Presentation on theme: "Jane Eyre Socratic Seminar. The Bildungsroman Angle Compare and contrast Jane’s formal and informal education— what does each teach her? At what point(s)"— Presentation transcript:
Jane Eyre Socratic Seminar
The Bildungsroman Angle Compare and contrast Jane’s formal and informal education— what does each teach her? At what point(s) in the novel does Jane value learning for its own sake? In a recent adaptation of the novel for television, the story begins with Jane’s running to Rochester; the director did not seem to deem Chapters 1-11 necessary. How does our understanding of Jane’s childhood and child self contribute to our understanding of her as an adult?
Society and Class Where does Jane stand in the social hierarchy? Does she have social mobility that does not depend upon marriage with Mr. Rochester? Why does Bronte have Jane inherit money before she is reacquainted with Mr. Rochester? How do Jane’s attitudes towards poverty and the poor change over the course of the novel? Does religion factor into this attitude change?
Supernatural and Religion Why does Bronte explain away most of the novel’s seemingly supernatural elements? How does Bronte use religion to promote British nationalism? How does Bronte also use religion to promote the theme of hypocrisy?

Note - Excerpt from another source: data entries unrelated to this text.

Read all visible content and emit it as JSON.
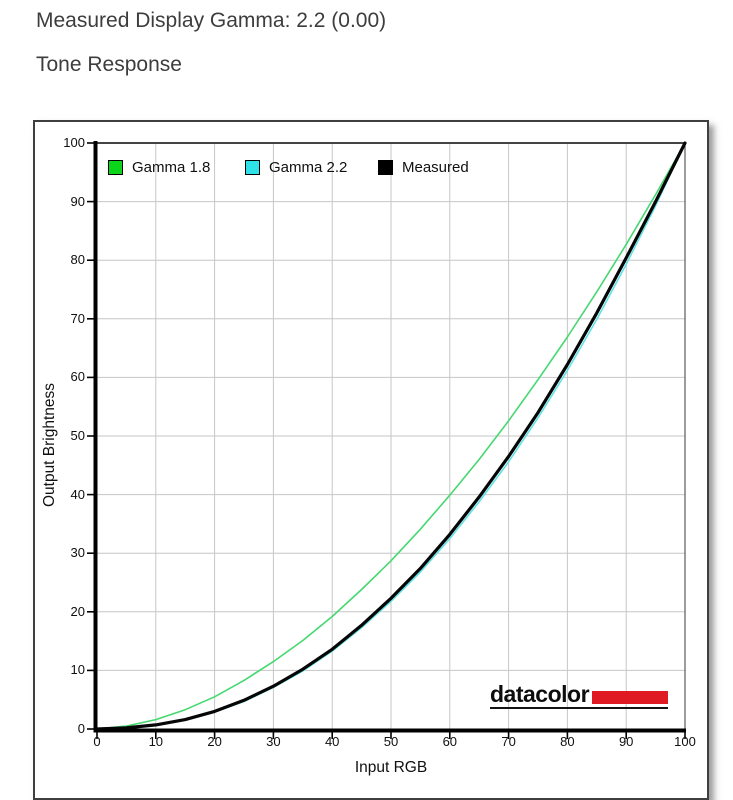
{
  "header": {
    "line1": "Measured Display Gamma: 2.2 (0.00)",
    "line2": "Tone Response"
  },
  "logo": {
    "text": "datacolor",
    "accent_color": "#e01a22"
  },
  "colors": {
    "grid": "#c6c6c6",
    "axis": "#000000",
    "plot_border_top": "#2a2a2a",
    "plot_border_right": "#5a5a5a",
    "frame_border": "#3f3f3f",
    "text": "#101010"
  },
  "chart_data": {
    "type": "line",
    "title": "Tone Response",
    "xlabel": "Input RGB",
    "ylabel": "Output Brightness",
    "xlim": [
      0,
      100
    ],
    "ylim": [
      0,
      100
    ],
    "x_ticks": [
      "0",
      "10",
      "20",
      "30",
      "40",
      "50",
      "60",
      "70",
      "80",
      "90",
      "100"
    ],
    "y_ticks": [
      "0",
      "10",
      "20",
      "30",
      "40",
      "50",
      "60",
      "70",
      "80",
      "90",
      "100"
    ],
    "grid": true,
    "legend_position": "inside-top-left",
    "x": [
      0,
      5,
      10,
      15,
      20,
      25,
      30,
      35,
      40,
      45,
      50,
      55,
      60,
      65,
      70,
      75,
      80,
      85,
      90,
      95,
      100
    ],
    "series": [
      {
        "name": "Gamma 1.8",
        "swatch_color": "#0bd41b",
        "line_color": "#45d870",
        "line_width": 1.6,
        "values": [
          0,
          0.5,
          1.6,
          3.3,
          5.5,
          8.3,
          11.5,
          15.1,
          19.2,
          23.8,
          28.7,
          34.1,
          39.9,
          46.0,
          52.6,
          59.6,
          66.9,
          74.6,
          82.7,
          91.2,
          100
        ]
      },
      {
        "name": "Gamma 2.2",
        "swatch_color": "#2ee1e6",
        "line_color": "#5fe3e6",
        "line_width": 1.6,
        "values": [
          0,
          0.1,
          0.6,
          1.5,
          2.9,
          4.7,
          7.1,
          9.9,
          13.3,
          17.3,
          21.8,
          26.8,
          32.5,
          38.8,
          45.6,
          53.1,
          61.2,
          69.9,
          79.3,
          89.3,
          100
        ]
      },
      {
        "name": "Measured",
        "swatch_color": "#000000",
        "line_color": "#060606",
        "line_width": 3.2,
        "values": [
          0,
          0.2,
          0.7,
          1.6,
          3.0,
          4.9,
          7.3,
          10.2,
          13.6,
          17.7,
          22.3,
          27.4,
          33.2,
          39.6,
          46.5,
          54.0,
          62.2,
          71.0,
          80.4,
          90.0,
          100
        ]
      }
    ]
  }
}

Morality/Ethics Would you consider Mr. Rochester an immoral person or one who is overwhelmed with the misfortunes he has suffered? Once he find out the truth about Bertha, with whom do our sympathies lie? Does Jane learn her morality from Helen Burns, or does she have an innate sense of goodness that Helen merely cultivates?
The Foreign Element What is the novel’s attitude toward each of these places? What do they and their stereotypes represent? How does Bronte use the notion of the “other” to promote British nationalism? To what extent are characters and/or situations in Jane Eyre affected, or created, by British imperialism and/or colonialism?
Miscellaneous Why is it necessary for Jane to be plain? How would the story lose some value (or would it?) if she were beautiful? Is Jane too extreme in her quest for independence? Doe Bronte succeed in creating an independent and assertive female protagonist?